Logo JawaPos
Author avatar - Image
Jumat, 10 Maret 2023 | 03.03 WIB

Eks PM Malaysia Muhyiddin Ditahan Terkait Dugaan Korupsi Jana Wibawa

Photo - Image

Photo

JawaPos.com - Komisi Anti Korupsi Malaysia (MACC) menahan mantan Perdana Menteri Malaysia Muhyiddin Yasin. Muhyiddin ditahan, terkait dugaan korupsi Program Jana Ekonomi Pemerkasaan Kontraktor Bumiputera Berwibawa (Jana Wibawa).

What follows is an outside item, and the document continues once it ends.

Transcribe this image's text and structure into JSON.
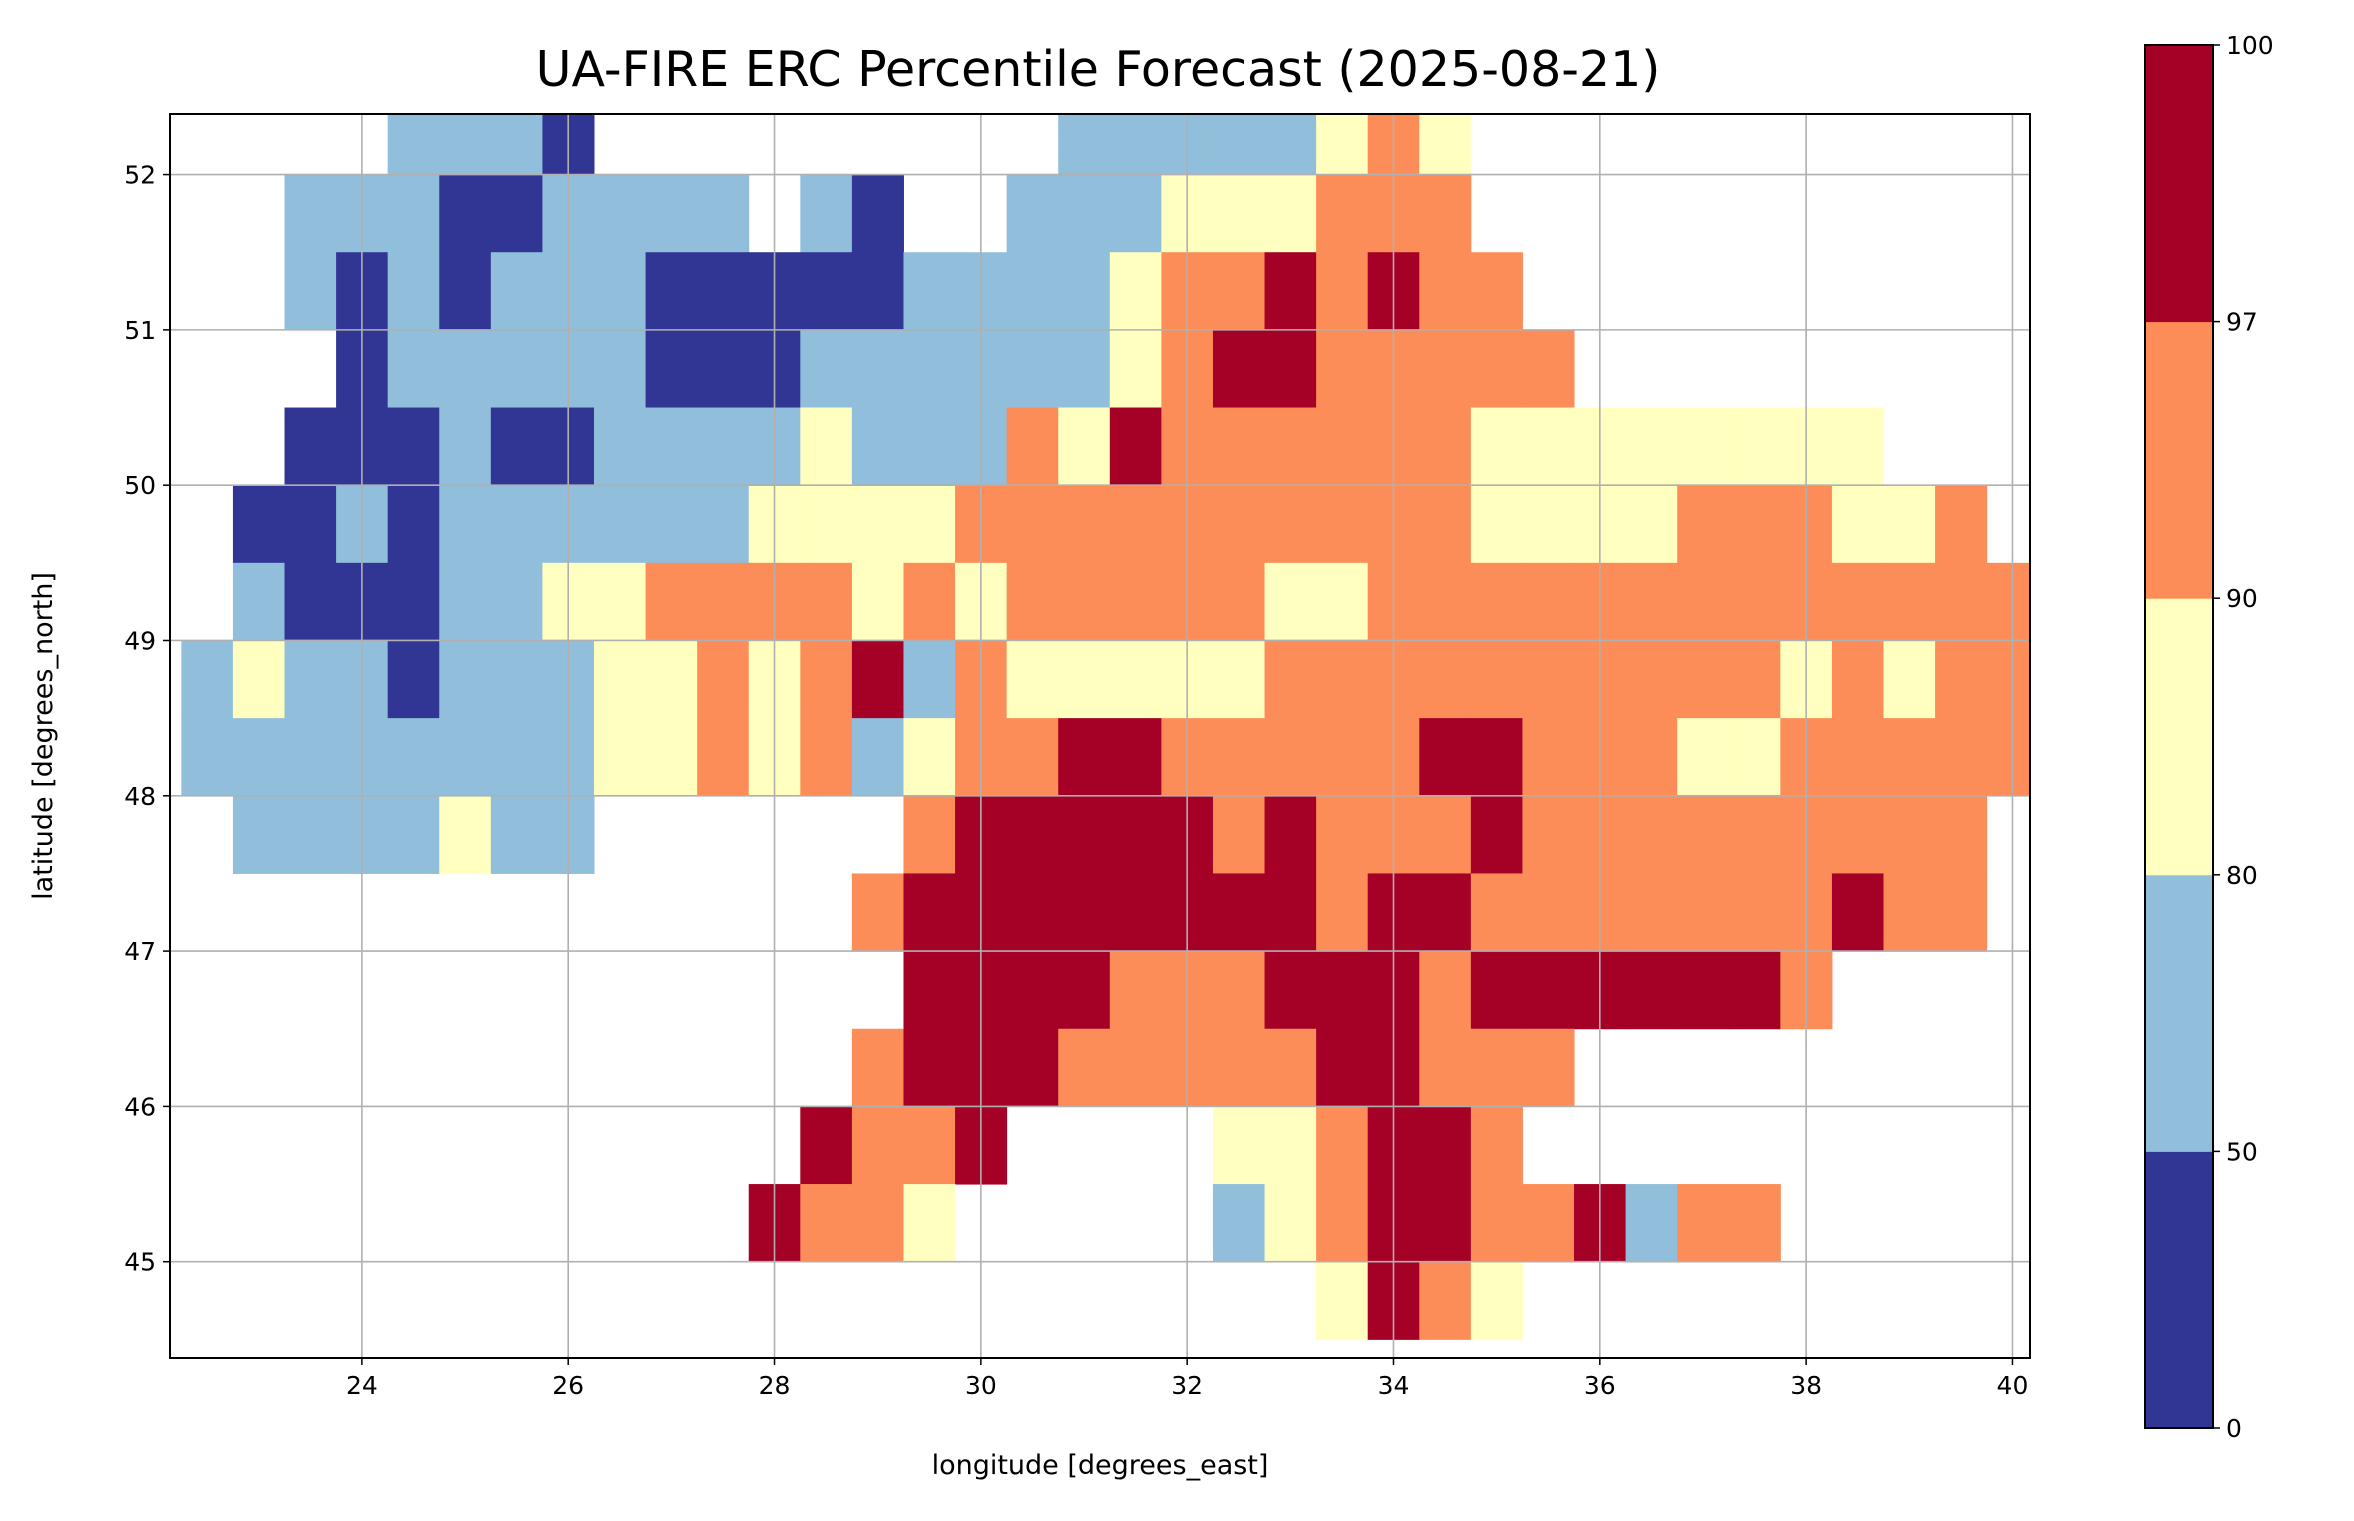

MACC dalam keterangan tertulis dikeluarkan di Putrajaya, Kamis (9/3), menyebutkan penahanan terhadap PM Malaysia ke-8 tersebut, dilakukan pada pukul 13.00 waktu setempat di Markas MACC Putrajaya setelah menyelesaikan proses penyelidikan akhir terkait kasus Jana Wibawa dan isu-isu terkait.

Dalam keterangan tersebut MACC juga menyebutkan telah mendapat izin untuk melakukan tuntutan dari Kejaksaan Agung, untuk mendakwa Muhyiddin di Pengadilan Kuala Lumpur pada Jumat (10/3).

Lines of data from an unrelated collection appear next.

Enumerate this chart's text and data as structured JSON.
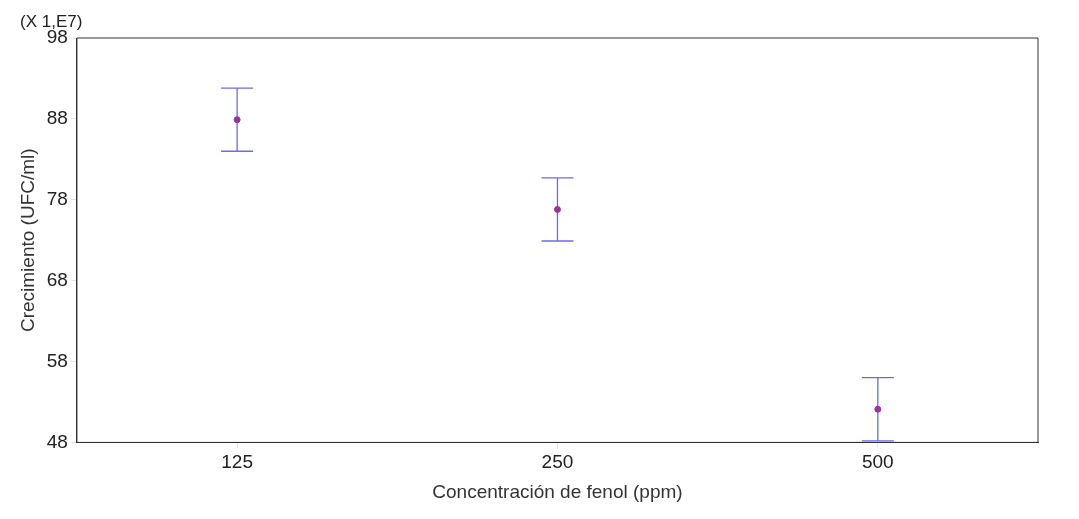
{
  "chart_data": {
    "type": "scatter",
    "xlabel": "Concentración de fenol (ppm)",
    "ylabel": "Crecimiento (UFC/ml)",
    "annotations": [
      "(X 1,E7)"
    ],
    "categories": [
      "125",
      "250",
      "500"
    ],
    "series": [
      {
        "color": "#993399",
        "values": [
          87.9,
          76.8,
          52.1
        ],
        "errors": [
          3.9,
          3.9,
          3.9
        ]
      }
    ],
    "ylim": [
      48,
      98
    ],
    "yticks": [
      48,
      58,
      68,
      78,
      88,
      98
    ],
    "marker": "circle"
  }
}
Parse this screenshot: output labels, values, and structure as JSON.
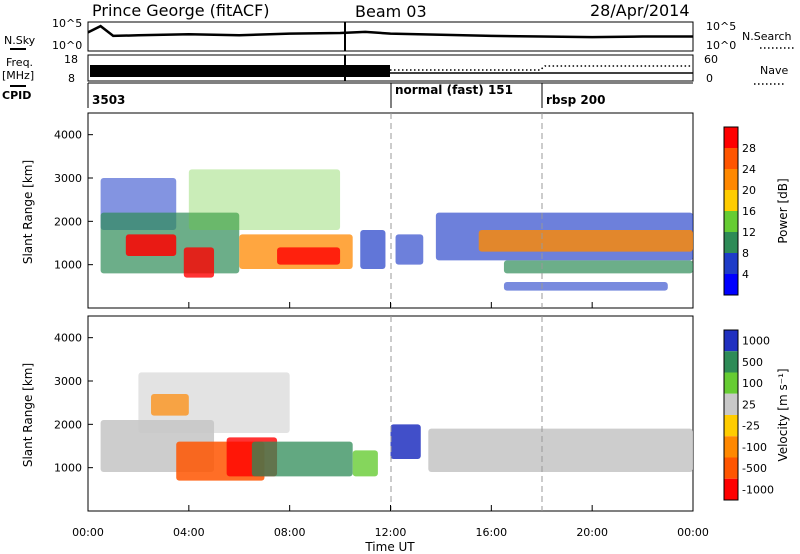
{
  "header": {
    "station": "Prince George (fitACF)",
    "beam": "Beam 03",
    "date": "28/Apr/2014"
  },
  "left_labels": {
    "nsky": "N.Sky",
    "freq": "Freq.",
    "freq_unit": "[MHz]",
    "cpid": "CPID"
  },
  "right_labels": {
    "nsearch": "N.Search",
    "nave": "Nave"
  },
  "cpid_segments": [
    {
      "label": "3503",
      "start_hour": 0
    },
    {
      "label": "normal (fast) 151",
      "start_hour": 12
    },
    {
      "label": "rbsp 200",
      "start_hour": 18
    }
  ],
  "colors": {
    "power": [
      "#0000ff",
      "#1e3cc8",
      "#2e8b57",
      "#66cc33",
      "#ffcc00",
      "#ff8800",
      "#ff5500",
      "#ff0000"
    ],
    "velocity": [
      "#2030c0",
      "#2e8b57",
      "#66cc33",
      "#c8c8c8",
      "#ffcc00",
      "#ff8800",
      "#ff5500",
      "#ff0000"
    ]
  },
  "chart_data": [
    {
      "type": "line",
      "panel": "noise",
      "y_tick_labels": [
        "10^5",
        "10^0"
      ],
      "ylim": [
        0,
        5
      ],
      "x": [
        0,
        0.5,
        1,
        2,
        4,
        6,
        8,
        10,
        11,
        12,
        14,
        16,
        18,
        20,
        22,
        24
      ],
      "series": [
        {
          "name": "N.Sky",
          "values": [
            3.2,
            4.3,
            2.6,
            2.7,
            2.9,
            2.7,
            3.0,
            3.1,
            3.3,
            3.0,
            2.8,
            2.6,
            2.5,
            2.4,
            2.5,
            2.5
          ]
        }
      ]
    },
    {
      "type": "line",
      "panel": "frequency",
      "y_tick_labels_left": [
        "18",
        "8"
      ],
      "y_tick_labels_right": [
        "60",
        "0"
      ],
      "ylim": [
        8,
        18
      ]
    },
    {
      "type": "heatmap",
      "panel": "power",
      "xlabel": "",
      "ylabel": "Slant Range [km]",
      "xlim": [
        0,
        24
      ],
      "ylim": [
        0,
        4500
      ],
      "y_ticks": [
        1000,
        2000,
        3000,
        4000
      ],
      "colorbar_label": "Power [dB]",
      "colorbar_ticks": [
        "4",
        "8",
        "12",
        "16",
        "20",
        "24",
        "28"
      ]
    },
    {
      "type": "heatmap",
      "panel": "velocity",
      "xlabel": "Time UT",
      "ylabel": "Slant Range [km]",
      "xlim": [
        0,
        24
      ],
      "ylim": [
        0,
        4500
      ],
      "x_tick_labels": [
        "00:00",
        "04:00",
        "08:00",
        "12:00",
        "16:00",
        "20:00",
        "00:00"
      ],
      "y_ticks": [
        1000,
        2000,
        3000,
        4000
      ],
      "colorbar_label": "Velocity [m s⁻¹]",
      "colorbar_ticks": [
        "1000",
        "500",
        "100",
        "25",
        "-25",
        "-100",
        "-500",
        "-1000"
      ]
    }
  ]
}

Muhyiddin yang juga merupakan Presiden Parti Pribumi Bersatu Malaysia (BERSATU) akan menghadapi sejumlah dakwaan sesuai Pasal 23 Undang-Undang Komisi Anti Korupsi Malaysia (ASPRM) 2009 dan Pasal 4(1)b Anti Pencucian Uang, Pencegahan Pendanaan Terorisme dan Hasil Dari Kegiatan Ilegal (AMLATFPUAA) 2001.

Jika terbukti bersalah, Pasal 24 UU ASPRM menetapkan hukuman penjara tidak lebih dari 20 tahun dan denda tidak kurang dari lima kali lipat dari jumlah atau nilai suap atau RM10.000 menurut mana yang lebih tinggi. Sedangkan pada bagian 4(1)(a) AMLATFPUAA juga menetapkan denda maksimal RM5 juta dan penjara tidak lebih dari lima tahun atau keduanya, jika terbukti bersalah.

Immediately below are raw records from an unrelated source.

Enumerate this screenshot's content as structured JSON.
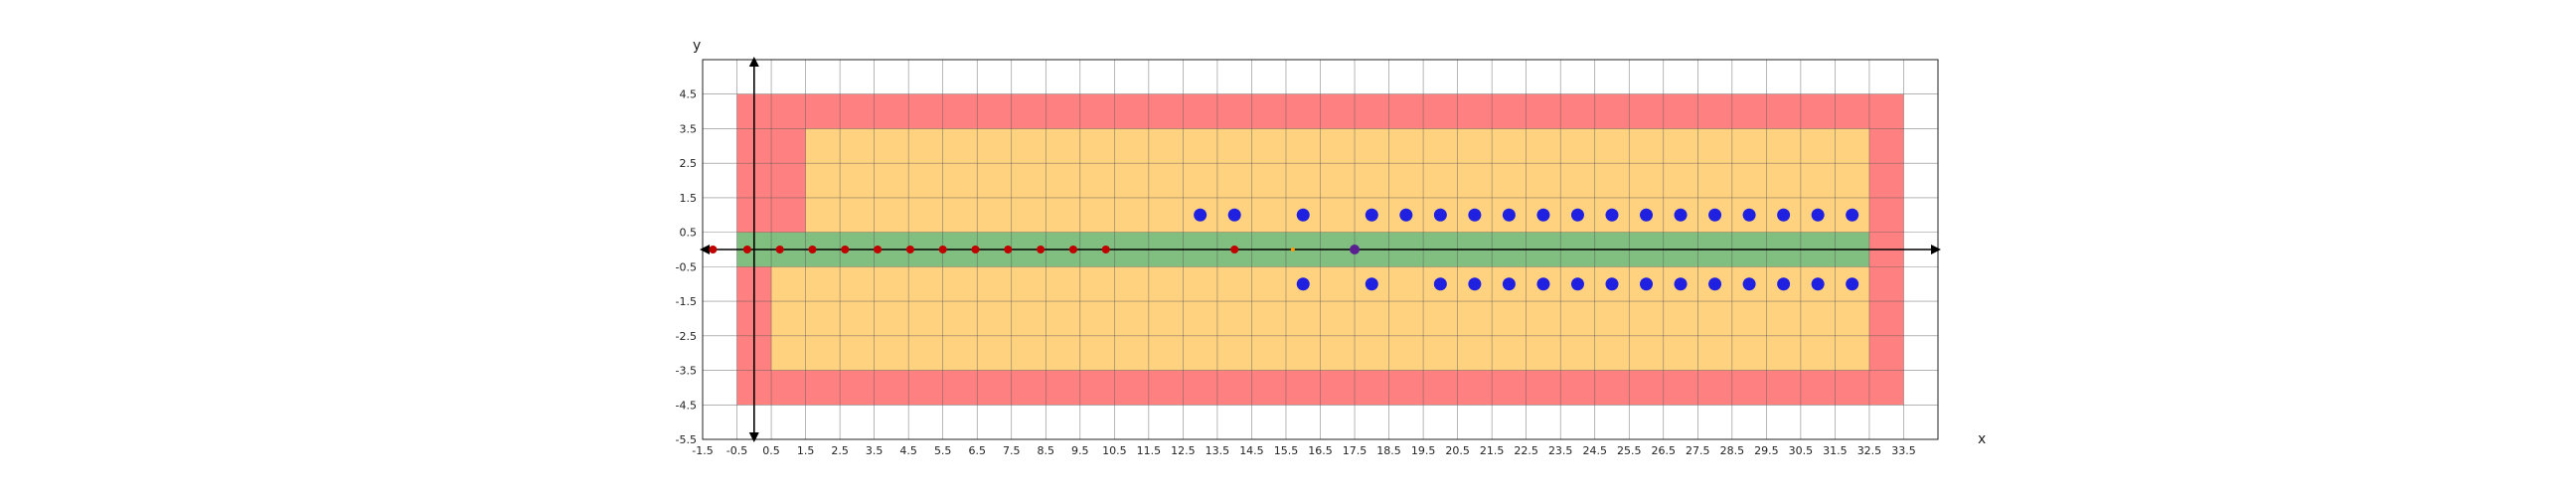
{
  "chart_data": {
    "type": "scatter",
    "title": "",
    "xlabel": "x",
    "ylabel": "y",
    "xlim": [
      -1.5,
      34.5
    ],
    "ylim": [
      -5.5,
      5.5
    ],
    "grid": true,
    "xticks": [
      -1.5,
      -0.5,
      0.5,
      1.5,
      2.5,
      3.5,
      4.5,
      5.5,
      6.5,
      7.5,
      8.5,
      9.5,
      10.5,
      11.5,
      12.5,
      13.5,
      14.5,
      15.5,
      16.5,
      17.5,
      18.5,
      19.5,
      20.5,
      21.5,
      22.5,
      23.5,
      24.5,
      25.5,
      26.5,
      27.5,
      28.5,
      29.5,
      30.5,
      31.5,
      32.5,
      33.5
    ],
    "xtick_labels": [
      "-1.5",
      "-0.5",
      "0.5",
      "1.5",
      "2.5",
      "3.5",
      "4.5",
      "5.5",
      "6.5",
      "7.5",
      "8.5",
      "9.5",
      "10.5",
      "11.5",
      "12.5",
      "13.5",
      "14.5",
      "15.5",
      "16.5",
      "17.5",
      "18.5",
      "19.5",
      "20.5",
      "21.5",
      "22.5",
      "23.5",
      "24.5",
      "25.5",
      "26.5",
      "27.5",
      "28.5",
      "29.5",
      "30.5",
      "31.5",
      "32.5",
      "33.5"
    ],
    "yticks": [
      4.5,
      3.5,
      2.5,
      1.5,
      0.5,
      -0.5,
      -1.5,
      -2.5,
      -3.5,
      -4.5,
      -5.5
    ],
    "ytick_labels": [
      "4.5",
      "3.5",
      "2.5",
      "1.5",
      "0.5",
      "-0.5",
      "-1.5",
      "-2.5",
      "-3.5",
      "-4.5",
      "-5.5"
    ],
    "regions": [
      {
        "name": "outer-red-region",
        "x": [
          -0.5,
          33.5
        ],
        "y": [
          -4.5,
          4.5
        ],
        "color": "#ff8080"
      },
      {
        "name": "orange-upper-region",
        "x": [
          1.5,
          32.5
        ],
        "y": [
          0.5,
          3.5
        ],
        "color": "#ffd280"
      },
      {
        "name": "orange-lower-region",
        "x": [
          0.5,
          32.5
        ],
        "y": [
          -3.5,
          -0.5
        ],
        "color": "#ffd280"
      },
      {
        "name": "green-lane-region",
        "x": [
          -0.5,
          32.5
        ],
        "y": [
          -0.5,
          0.5
        ],
        "color": "#80bf80"
      }
    ],
    "series": [
      {
        "name": "red-points",
        "color": "#c00000",
        "radius": 4,
        "points": [
          [
            -1.2,
            0
          ],
          [
            -0.2,
            0
          ],
          [
            0.75,
            0
          ],
          [
            1.7,
            0
          ],
          [
            2.65,
            0
          ],
          [
            3.6,
            0
          ],
          [
            4.55,
            0
          ],
          [
            5.5,
            0
          ],
          [
            6.45,
            0
          ],
          [
            7.4,
            0
          ],
          [
            8.35,
            0
          ],
          [
            9.3,
            0
          ],
          [
            10.25,
            0
          ],
          [
            14,
            0
          ]
        ]
      },
      {
        "name": "blue-points",
        "color": "#2020e0",
        "radius": 6.5,
        "points": [
          [
            13,
            1
          ],
          [
            14,
            1
          ],
          [
            16,
            1
          ],
          [
            18,
            1
          ],
          [
            19,
            1
          ],
          [
            20,
            1
          ],
          [
            21,
            1
          ],
          [
            22,
            1
          ],
          [
            23,
            1
          ],
          [
            24,
            1
          ],
          [
            25,
            1
          ],
          [
            26,
            1
          ],
          [
            27,
            1
          ],
          [
            28,
            1
          ],
          [
            29,
            1
          ],
          [
            30,
            1
          ],
          [
            31,
            1
          ],
          [
            32,
            1
          ],
          [
            16,
            -1
          ],
          [
            18,
            -1
          ],
          [
            20,
            -1
          ],
          [
            21,
            -1
          ],
          [
            22,
            -1
          ],
          [
            23,
            -1
          ],
          [
            24,
            -1
          ],
          [
            25,
            -1
          ],
          [
            26,
            -1
          ],
          [
            27,
            -1
          ],
          [
            28,
            -1
          ],
          [
            29,
            -1
          ],
          [
            30,
            -1
          ],
          [
            31,
            -1
          ],
          [
            32,
            -1
          ]
        ]
      },
      {
        "name": "purple-point",
        "color": "#5a2090",
        "radius": 5,
        "points": [
          [
            17.5,
            0
          ]
        ]
      },
      {
        "name": "orange-marker",
        "color": "#ff9900",
        "radius": 2,
        "points": [
          [
            15.7,
            0
          ]
        ]
      }
    ]
  }
}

Mantan PM Malaysia itu membenarkan, bahwa MACC telah dipanggil untuk bersaksi tentang Jana Wibawa sebagai saksi dan bukan tersangka pada 18 Februari lalu.

Namun, sehari kemudian, MACC mengonfirmasi bahwa Muhyiddin, yang juga Anggota Parlemen Pagoh, termasuk di antara tersangka yang diselidiki terkait kasus tersebut dan penyelidikan terhadap dirinya masih berlangsung.

Jana Wibawa dilaksanakan pada masa pandemi Covid-19 dan merupakan kelanjutan dari Program Pembinaan Kontraktor Konstruksi Bumiputera Kompeten yang telah dimulai sejak 1993.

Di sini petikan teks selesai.